RI politics still a host of uncertainties
By Peter Richards
This is the first of two articles on possible developments in Indonesian politics ahead of the general election planned for May 1999.
JAKARTA (JP): Eighteen weeks of living dangerously began on May 21, when president Soeharto stepped down.
This second year of dangerous life will be different from the first because it has different goals.
* The reversal of the economic collapse that has affected all Indonesians except those with millions of U.S. dollars in foreign bank accounts and those who have always lived at a subsistence level.
* The political and economic restructuring of Indonesia so that it will not be possible in the future for more Indonesians to prosper in good times and to survive with dignity in bad times.
Both goals require capital, a quicksilver commodity currently in short supply in Indonesia.
It turns out that capital flows from foreign governments and international financial institutions, though larger than ever this year, are not enough. It seems that foreign private capital is needed to stimulate the repatriation and investment of domestic private capital.
This foreign capital will not begin to come until there is a certain level of confidence about the details of the post- Soeharto system. Indonesia is risky and big business and, notwithstanding its rhetoric, likes to minimize risk and assure return on investment. Besides, there are many other places crying out for capital.
So Indonesia's problem is how to deliver a system of sufficient probable stability and predictability to satisfy foreign and Indonesian investors. Anything related to the Soeharto era lacks persuasive value. So what is needed is a process that delivers a "legitimate" government that has the credibility to reassure investors.
"Legitimacy" is no longer a matter of (only) bureaucratic/military/police protection against competition and unhappy dispossessed landowners and restive workers. The reform process has set loose various lobbies in the deceptive form of prototype political parties. Many of their positions cannot be easily ignored.
The current plan pins hopes on a political process, including, centrally, a liberalized press and the election of House of Representatives (DPR) members, that will sort out these contending claims. It will thus yield a more accurate sense of what Indonesians want, and will challenge rather than meekly put up with the past platitudes of the government's various public affairs branches.

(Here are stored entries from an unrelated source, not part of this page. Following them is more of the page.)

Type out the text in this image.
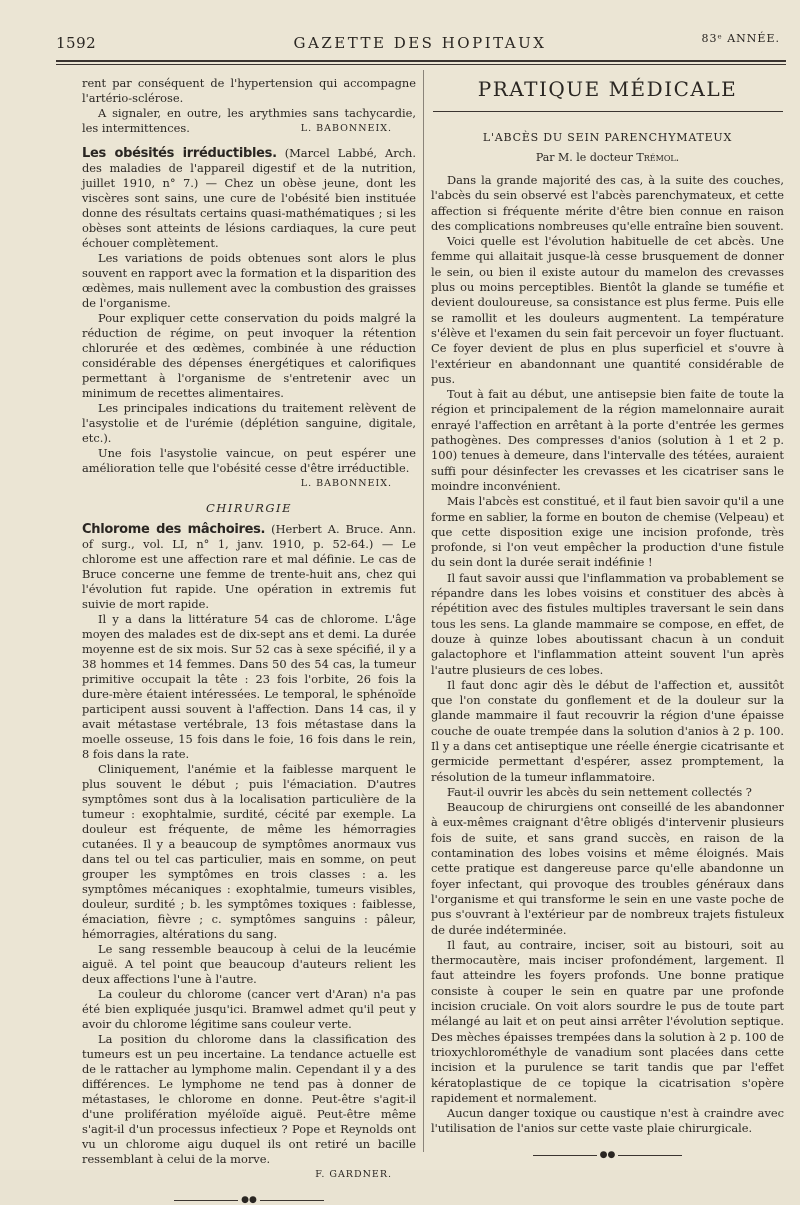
1592	GAZETTE DES HOPITAUX	83ᵉ ANNÉE.

rent par conséquent de l'hypertension qui accompagne l'artério-sclérose.

A signaler, en outre, les arythmies sans tachycardie, les intermittences.	L. BABONNEIX.

Les obésités irréductibles. (Marcel Labbé, Arch. des maladies de l'appareil digestif et de la nutrition, juillet 1910, n° 7.) — Chez un obèse jeune, dont les viscères sont sains, une cure de l'obésité bien instituée donne des résultats certains quasi-mathématiques ; si les obèses sont atteints de lésions cardiaques, la cure peut échouer complètement.

Les variations de poids obtenues sont alors le plus souvent en rapport avec la formation et la disparition des œdèmes, mais nullement avec la combustion des graisses de l'organisme.

Pour expliquer cette conservation du poids malgré la réduction de régime, on peut invoquer la rétention chlorurée et des œdèmes, combinée à une réduction considérable des dépenses énergétiques et calorifiques permettant à l'organisme de s'entretenir avec un minimum de recettes alimentaires.

Les principales indications du traitement relèvent de l'asystolie et de l'urémie (déplétion sanguine, digitale, etc.).

Une fois l'asystolie vaincue, on peut espérer une amélioration telle que l'obésité cesse d'être irréductible.

L. BABONNEIX.
CHIRURGIE

Chlorome des mâchoires. (Herbert A. Bruce. Ann. of surg., vol. LI, n° 1, janv. 1910, p. 52-64.) — Le chlorome est une affection rare et mal définie. Le cas de Bruce concerne une femme de trente-huit ans, chez qui l'évolution fut rapide. Une opération in extremis fut suivie de mort rapide.

Il y a dans la littérature 54 cas de chlorome. L'âge moyen des malades est de dix-sept ans et demi. La durée moyenne est de six mois. Sur 52 cas à sexe spécifié, il y a 38 hommes et 14 femmes. Dans 50 des 54 cas, la tumeur primitive occupait la tête : 23 fois l'orbite, 26 fois la dure-mère étaient intéressées. Le temporal, le sphénoïde participent aussi souvent à l'affection. Dans 14 cas, il y avait métastase vertébrale, 13 fois métastase dans la moelle osseuse, 15 fois dans le foie, 16 fois dans le rein, 8 fois dans la rate.

Cliniquement, l'anémie et la faiblesse marquent le plus souvent le début ; puis l'émaciation. D'autres symptômes sont dus à la localisation particulière de la tumeur : exophtalmie, surdité, cécité par exemple. La douleur est fréquente, de même les hémorragies cutanées. Il y a beaucoup de symptômes anormaux vus dans tel ou tel cas particulier, mais en somme, on peut grouper les symptômes en trois classes : a. les symptômes mécaniques : exophtalmie, tumeurs visibles, douleur, surdité ; b. les symptômes toxiques : faiblesse, émaciation, fièvre ; c. symptômes sanguins : pâleur, hémorragies, altérations du sang.

Le sang ressemble beaucoup à celui de la leucémie aiguë. A tel point que beaucoup d'auteurs relient les deux affections l'une à l'autre.

La couleur du chlorome (cancer vert d'Aran) n'a pas été bien expliquée jusqu'ici. Bramwel admet qu'il peut y avoir du chlorome légitime sans couleur verte.

La position du chlorome dans la classification des tumeurs est un peu incertaine. La tendance actuelle est de le rattacher au lymphome malin. Cependant il y a des différences. Le lymphome ne tend pas à donner de métastases, le chlorome en donne. Peut-être s'agit-il d'une prolifération myéloïde aiguë. Peut-être même s'agit-il d'un processus infectieux ? Pope et Reynolds ont vu un chlorome aigu duquel ils ont retiré un bacille ressemblant à celui de la morve.

F. GARDNER.
●●
PRATIQUE MÉDICALE
L'ABCÈS DU SEIN PARENCHYMATEUX
Par M. le docteur Trémol.

Dans la grande majorité des cas, à la suite des couches, l'abcès du sein observé est l'abcès parenchymateux, et cette affection si fréquente mérite d'être bien connue en raison des complications nombreuses qu'elle entraîne bien souvent.

Voici quelle est l'évolution habituelle de cet abcès. Une femme qui allaitait jusque-là cesse brusquement de donner le sein, ou bien il existe autour du mamelon des crevasses plus ou moins perceptibles. Bientôt la glande se tuméfie et devient douloureuse, sa consistance est plus ferme. Puis elle se ramollit et les douleurs augmentent. La température s'élève et l'examen du sein fait percevoir un foyer fluctuant. Ce foyer devient de plus en plus superficiel et s'ouvre à l'extérieur en abandonnant une quantité considérable de pus.

Tout à fait au début, une antisepsie bien faite de toute la région et principalement de la région mamelonnaire aurait enrayé l'affection en arrêtant à la porte d'entrée les germes pathogènes. Des compresses d'anios (solution à 1 et 2 p. 100) tenues à demeure, dans l'intervalle des tétées, auraient suffi pour désinfecter les crevasses et les cicatriser sans le moindre inconvénient.

Mais l'abcès est constitué, et il faut bien savoir qu'il a une forme en sablier, la forme en bouton de chemise (Velpeau) et que cette disposition exige une incision profonde, très profonde, si l'on veut empêcher la production d'une fistule du sein dont la durée serait indéfinie !

Il faut savoir aussi que l'inflammation va probablement se répandre dans les lobes voisins et constituer des abcès à répétition avec des fistules multiples traversant le sein dans tous les sens. La glande mammaire se compose, en effet, de douze à quinze lobes aboutissant chacun à un conduit galactophore et l'inflammation atteint souvent l'un après l'autre plusieurs de ces lobes.

Il faut donc agir dès le début de l'affection et, aussitôt que l'on constate du gonflement et de la douleur sur la glande mammaire il faut recouvrir la région d'une épaisse couche de ouate trempée dans la solution d'anios à 2 p. 100. Il y a dans cet antiseptique une réelle énergie cicatrisante et germicide permettant d'espérer, assez promptement, la résolution de la tumeur inflammatoire.

Faut-il ouvrir les abcès du sein nettement collectés ?

Beaucoup de chirurgiens ont conseillé de les abandonner à eux-mêmes craignant d'être obligés d'intervenir plusieurs fois de suite, et sans grand succès, en raison de la contamination des lobes voisins et même éloignés. Mais cette pratique est dangereuse parce qu'elle abandonne un foyer infectant, qui provoque des troubles généraux dans l'organisme et qui transforme le sein en une vaste poche de pus s'ouvrant à l'extérieur par de nombreux trajets fistuleux de durée indéterminée.

Il faut, au contraire, inciser, soit au bistouri, soit au thermocautère, mais inciser profondément, largement. Il faut atteindre les foyers profonds. Une bonne pratique consiste à couper le sein en quatre par une profonde incision cruciale. On voit alors sourdre le pus de toute part mélangé au lait et on peut ainsi arrêter l'évolution septique. Des mèches épaisses trempées dans la solution à 2 p. 100 de trioxychlorométhyle de vanadium sont placées dans cette incision et la purulence se tarit tandis que par l'effet kératoplastique de ce topique la cicatrisation s'opère rapidement et normalement.

Aucun danger toxique ou caustique n'est à craindre avec l'utilisation de l'anios sur cette vaste plaie chirurgicale.

●●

The process up to the elections of May 1999 is important, and so are the political negotiations that will precede the General Session of the People's Consultative Assembly (MPR) in late 1999. This MPR session is after all charged with the selection of Indonesia's president and the elaboration of the broad state guidelines for the first five years of the 21st century.
Indonesians and interested foreigners will be watching closely the political reform process, including the debates on the bills on political parties, the restructuring of the DPR and the MPR, the formation of political parties and the conduct of the general election. They will be watching also how the successful and unsuccessful parties behave after the election as they politick to identify the next Indonesian president and vice president for the period 2000/2005.
In 2000 Indonesia reopens for business, initially with the tentativeness of the early 1970s but hopefully accelerating on the basis of the strength (and strengthening) of Indonesia's physical and institutional infrastructure.
So what can go wrong in the next year? Three things for starters.
* Engineered violence that requires the Armed Forces (ABRI) to intervene, thus risking reversion to the practices of the Soeharto regime or something even less attractive to Indonesians and foreign investors.
* The excessive reliance by the incumbent Golkar party on its funding, organizational and influence advantages in the run-up to the selection of the new Indonesian regime.
* The refusal by some major political party or force (for whatever reason) to accede to the outcome of the political process of 1998/1999.
President B.J. Habibie has said the government will suppress sporadic violence and looting. And many claim that even peaceful political activity is unduly circumscribed.
But the real danger lies with those faceless people with the means to mobilize and even train people motivated by the despair of their hungry children or with no higher motive than thuggery. In a word, people in or with contacts in the military and its integrated police force.
There is a natural desire to unmask the authors (in uniform and not) of a whole series of episodes since 1996 if not before. How far back is it useful to go? Surely, at least as far back as the July 27, 1996, rioting after the forcible takeover of the Indonesian Democratic Party's (PDI) headquarters; the kidnapping, detention and torture of students; the killing of the Trisakti University students; and the looting, murder and rapes in the middle of May.
Not just so that justice may be done, desirable though that is. But so that the "engineers" of the recent past cannot act again and that others think twice before imitating them. As the May incidents showed, these people do not seem to understand that the world has changed dramatically since 1965.
The ideological calculations of the Cold War can no longer excuse the bestiality of friendly governments. Electronic media envelop the planet. It is harder to get away with murder. And, thanks to modern communications and the transparent shamelessness of the late New Order government, Indonesians are vastly more politically aware.
The writer is a former Canadian diplomat who is now working as a tourism marketing consultant for the Indian Union Territory of Pondicherry. He has written this article in his private capacity.